Point de vue

Et maintenant que la Conférence de Durban a accouché d’une souris…

Témoignages.re / 14 décembre 2011

Les pays ont tous espéré une décision salvatrice pour notre planète, mais les intérêts des uns et des autres ont conduit à un accord minimum, qui est la prolongation du Protocole de Kyoto, de 2010 à 2015. Rien n’a bougé.

Plus de 130 ministres et chefs d’État se sont réunis pour la grande messe sur le climat, organisée par l’ONU à Durban, dans le but de tomber d’accord sur les orientations à donner à la lutte contre le réchauffement climatique. La gourmandise des uns a fait oublier l’imminence des mesures à prendre, mesures tant espérées par les autres participants. L’Union européenne, qui représente 11 pour cent de la totalité des émissions de gaz à effet de serre, a été le premier à nous servir sa potion magique pour le prolongement du Protocole de Kyoto, tout en exigeant « une bonne feuille de route ». Mais force est de constater que certains pays émergents et les États-Unis n’ont pas encore saisi l’opportunité à vouloir préserver notre planète. Certains pays comme les USA, la Russie, le Canada et le Japon trainent encore à reconnaitre la nécessité de réduire les émissions de CO2, dont leurs industries sont responsables. Plutôt, ils pensent retarder l’échéance pour encore accroitre leurs productions industrielles. Ils disent attendre le geste des pays émergents pour « fermer le banc ». Une stratégie suicidaire qui met le monde en danger. Or, ce sont ces pays qui sont à l’origine de l’émission de la moitié du gaz à effet de serre.

Outre les USA, les pays émergents que sont l’Inde, la Chine et le Brésil sont les grands émetteurs de CO2. La Chine, premier pays pollueur, a émis plus de 9 milliards de tonnes de gaz en l’espace de deux ans, elle conditionne son accord à ce que l’Union européenne et d’autres pays prennent de nouveaux engagements dans le Protocole de Kyoto. De même, elle souhaite un accompagnement des pays en voie de développement qui tirent leurs ressources des bois.

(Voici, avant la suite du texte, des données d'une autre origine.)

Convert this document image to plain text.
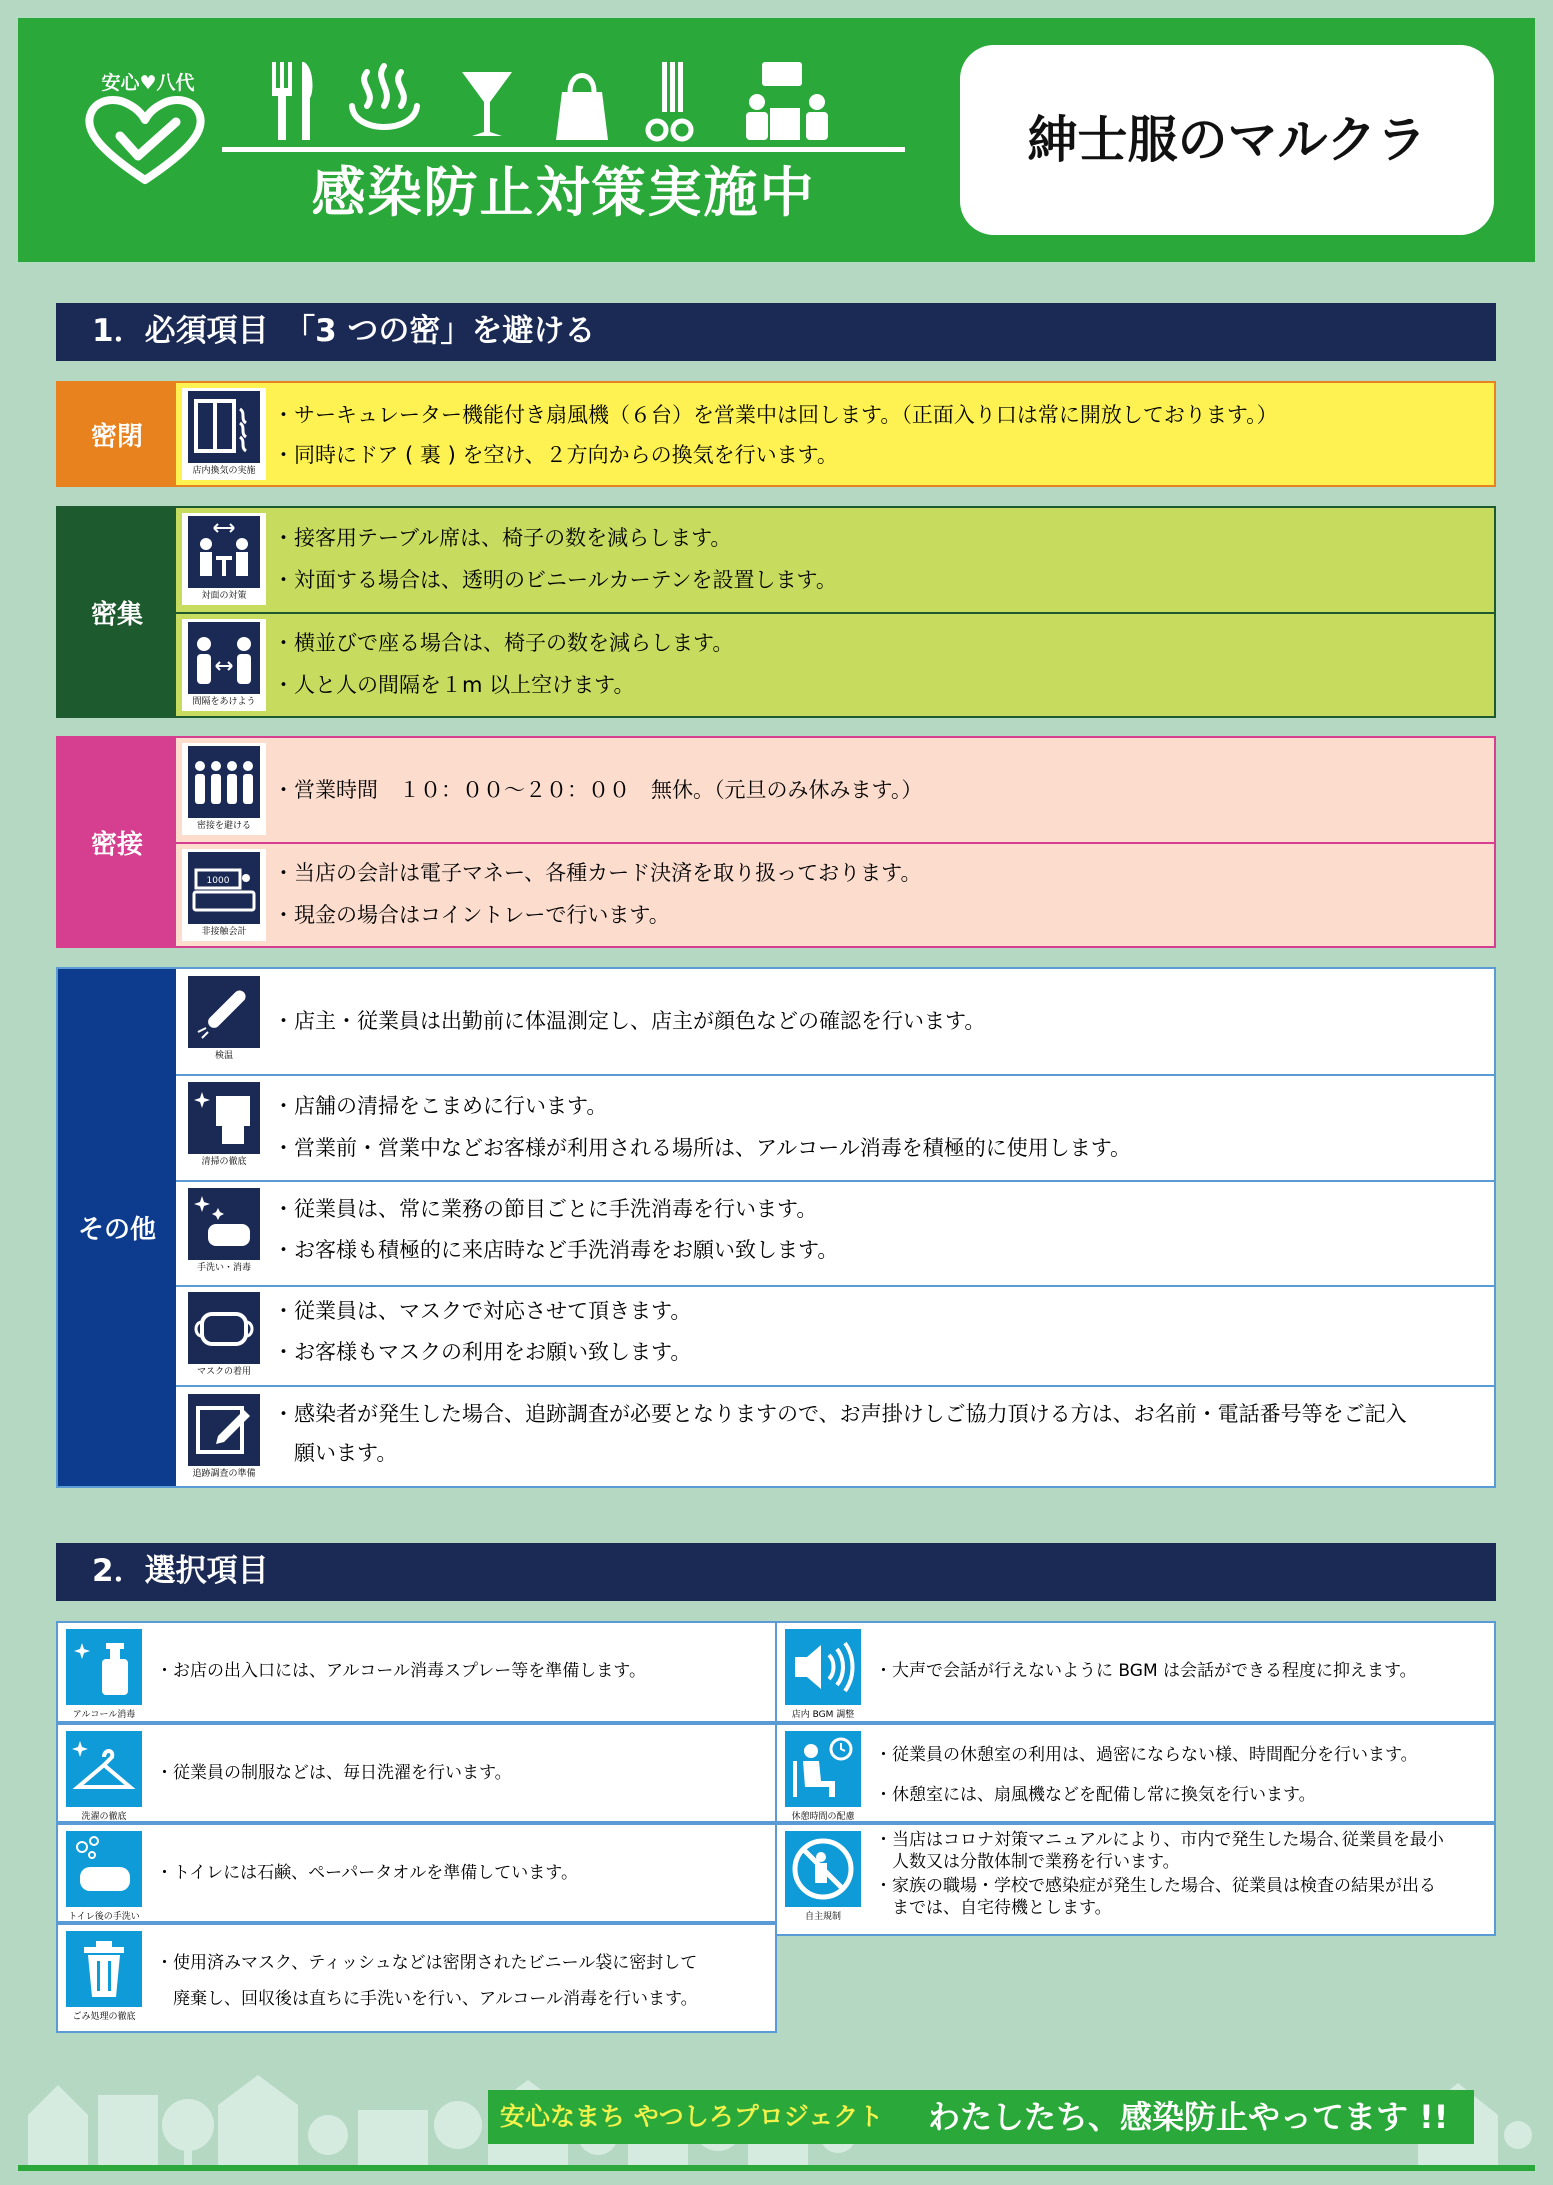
安心♥八代
感染防止対策実施中
紳士服のマルクラ
1．必須項目　「3 つの密」を避ける
密閉
店内換気の実施
・サーキュレーター機能付き扇風機（６台）を営業中は回します。（正面入り口は常に開放しております。）
・同時にドア ( 裏 ) を空け、２方向からの換気を行います。
密集
対面の対策
・接客用テーブル席は、椅子の数を減らします。
・対面する場合は、透明のビニールカーテンを設置します。
間隔をあけよう
・横並びで座る場合は、椅子の数を減らします。
・人と人の間隔を１m 以上空けます。
密接
密接を避ける
・営業時間　１０：００～２０：００　無休。（元旦のみ休みます。）
1000
非接触会計
・当店の会計は電子マネー、各種カード決済を取り扱っております。
・現金の場合はコイントレーで行います。
その他
検温
・店主・従業員は出勤前に体温測定し、店主が顔色などの確認を行います。
清掃の徹底
・店舗の清掃をこまめに行います。
・営業前・営業中などお客様が利用される場所は、アルコール消毒を積極的に使用します。
手洗い・消毒
・従業員は、常に業務の節目ごとに手洗消毒を行います。
・お客様も積極的に来店時など手洗消毒をお願い致します。
マスクの着用
・従業員は、マスクで対応させて頂きます。
・お客様もマスクの利用をお願い致します。
追跡調査の準備
・感染者が発生した場合、追跡調査が必要となりますので、お声掛けしご協力頂ける方は、お名前・電話番号等をご記入
　願います。
2．選択項目
アルコール消毒
・お店の出入口には、アルコール消毒スプレー等を準備します。
洗濯の徹底
・従業員の制服などは、毎日洗濯を行います。
トイレ後の手洗い
・トイレには石鹸、ペーパータオルを準備しています。
ごみ処理の徹底
・使用済みマスク、ティッシュなどは密閉されたビニール袋に密封して
　廃棄し、回収後は直ちに手洗いを行い、アルコール消毒を行います。
店内 BGM 調整
・大声で会話が行えないように BGM は会話ができる程度に抑えます。
休憩時間の配慮
・従業員の休憩室の利用は、過密にならない様、時間配分を行います。
・休憩室には、扇風機などを配備し常に換気を行います。
自主規制
・当店はコロナ対策マニュアルにより、市内で発生した場合､従業員を最小
　人数又は分散体制で業務を行います。
・家族の職場・学校で感染症が発生した場合、従業員は検査の結果が出る
　までは、自宅待機とします。
安心なまち やつしろプロジェクト わたしたち、感染防止やってます !!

Les pays en voie de développement et les États insulaires

La nécessité de protéger les forêts tropicales humides d’Amérique latine, d’Afrique et d’Asie est aujourd’hui menacée. On oublie souvent que les forêts tropicales sont l’avenir de la planète, en même temps ces forêts représentent des enjeux concernant le climat et la biodiversité. La déforestation des forêts tropicales rejette dans l’atmosphère autant de CO2 que le secteur mondial des transports.

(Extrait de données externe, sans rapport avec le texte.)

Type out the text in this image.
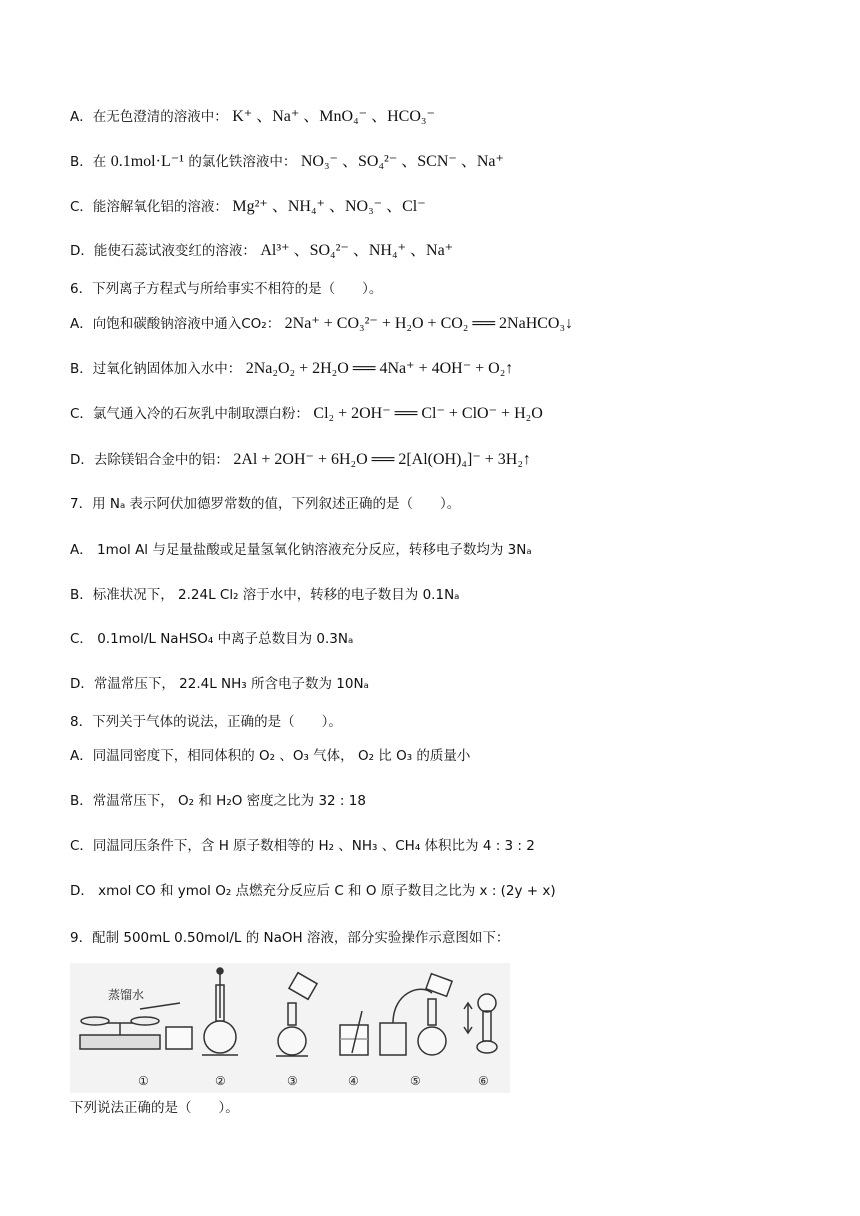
A．在无色澄清的溶液中： K⁺ 、Na⁺ 、MnO₄⁻ 、HCO₃⁻
B．在 0.1mol·L⁻¹ 的氯化铁溶液中： NO₃⁻ 、SO₄²⁻ 、SCN⁻ 、Na⁺
C．能溶解氧化铝的溶液： Mg²⁺ 、NH₄⁺ 、NO₃⁻ 、Cl⁻
D．能使石蕊试液变红的溶液： Al³⁺ 、SO₄²⁻ 、NH₄⁺ 、Na⁺
6．下列离子方程式与所给事实不相符的是（　　）。
A．向饱和碳酸钠溶液中通入CO₂： 2Na⁺ + CO₃²⁻ + H₂O + CO₂ ══ 2NaHCO₃↓
B．过氧化钠固体加入水中： 2Na₂O₂ + 2H₂O ══ 4Na⁺ + 4OH⁻ + O₂↑
C．氯气通入冷的石灰乳中制取漂白粉： Cl₂ + 2OH⁻ ══ Cl⁻ + ClO⁻ + H₂O
D．去除镁铝合金中的铝： 2Al + 2OH⁻ + 6H₂O ══ 2[Al(OH)₄]⁻ + 3H₂↑
7．用 Nₐ 表示阿伏加德罗常数的值，下列叙述正确的是（　　）。
A． 1mol Al 与足量盐酸或足量氢氧化钠溶液充分反应，转移电子数均为 3Nₐ
B．标准状况下， 2.24L Cl₂ 溶于水中，转移的电子数目为 0.1Nₐ
C． 0.1mol/L NaHSO₄ 中离子总数目为 0.3Nₐ
D．常温常压下， 22.4L NH₃ 所含电子数为 10Nₐ
8．下列关于气体的说法，正确的是（　　）。
A．同温同密度下，相同体积的 O₂ 、O₃ 气体， O₂ 比 O₃ 的质量小
B．常温常压下， O₂ 和 H₂O 密度之比为 32 : 18
C．同温同压条件下，含 H 原子数相等的 H₂ 、NH₃ 、CH₄ 体积比为 4 : 3 : 2
D． xmol CO 和 ymol O₂ 点燃充分反应后 C 和 O 原子数目之比为 x : (2y + x)
9．配制 500mL 0.50mol/L 的 NaOH 溶液，部分实验操作示意图如下：
蒸馏水
①	②	③	④	⑤	⑥
下列说法正确的是（　　）。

Les pays sous-développés tropicaux doivent encore inventer des systèmes de production agricole qui demandent moins d’espaces, et plus stabilisés. Or, on s’aperçoit qu’ils ont peu de prise sur les tenants et les aboutissants des contraintes économiques. Une population qui augmente et qui demande une économie croissante, du coup, la question de stabilisation des produits agricoles est loin d’être résolue. Sans compter que les pays développés n’ont jamais cessé d’exploiter les forêts tropicales pour alimenter leurs industries du bois. Les réglementations sur l’exploitation du bois, des ressources naturelles ou tout simplement sur la culture locale ne sont jamais respectées. On donne l’impression de stabiliser la forêt localement, mais pas sur des surfaces suffisamment grandes. La seule règle qui vaille aujourd’hui serait d’exiger des engagements à l’échelle des grands États pour stopper la destruction de la faune et de la flore. Mais elle peut avoir d’impact dans les pays développés, sans que cela n’en ait autant sur les pays émergents qui, progressivement, représenteront une grosse partie de la demande.

Le changement climatique et ses effets induits exposent les pays insulaires au réchauffement climatique et à la montée des eaux. Ils constituent une grande menace qui pèse sur les îles, surtout sur la sécurité et les moyens d’existence des populations, ils les amèneraient à court ou à long terme à disparaitre sous l’eau. Il semble donc urgent que les pollueurs ne dépassent pas le taux de 1,9°C d’augmentation afin de préserver les îles très exposées.

Les sociétés des zones tropicales ont besoin de se développer, elles ont le souci d’augmenter leur niveau de vie, cependant, elles doivent être plus efficaces dans leur utilisation des ressources naturelles. Cela nécessite une vraie coopération Nord-Sud, sans laquelle la préservation de la biodiversité ou des stocks de carbone sera illusoire. On gagnerait à réduire la déforestation tropicale, à réduire les émissions de CO2, en faisant l’inventaire de ce qui, dans les modes de consommation, crée une demande en produits tropicaux qui implique la déforestation. Seuls des engagements contraignants nous épargneraient et préserveraient de la catastrophe écologique annoncée, en attendant que d’autres solutions liées à une efficace consommation énergique dans les pays émergents viennent prendre le relais.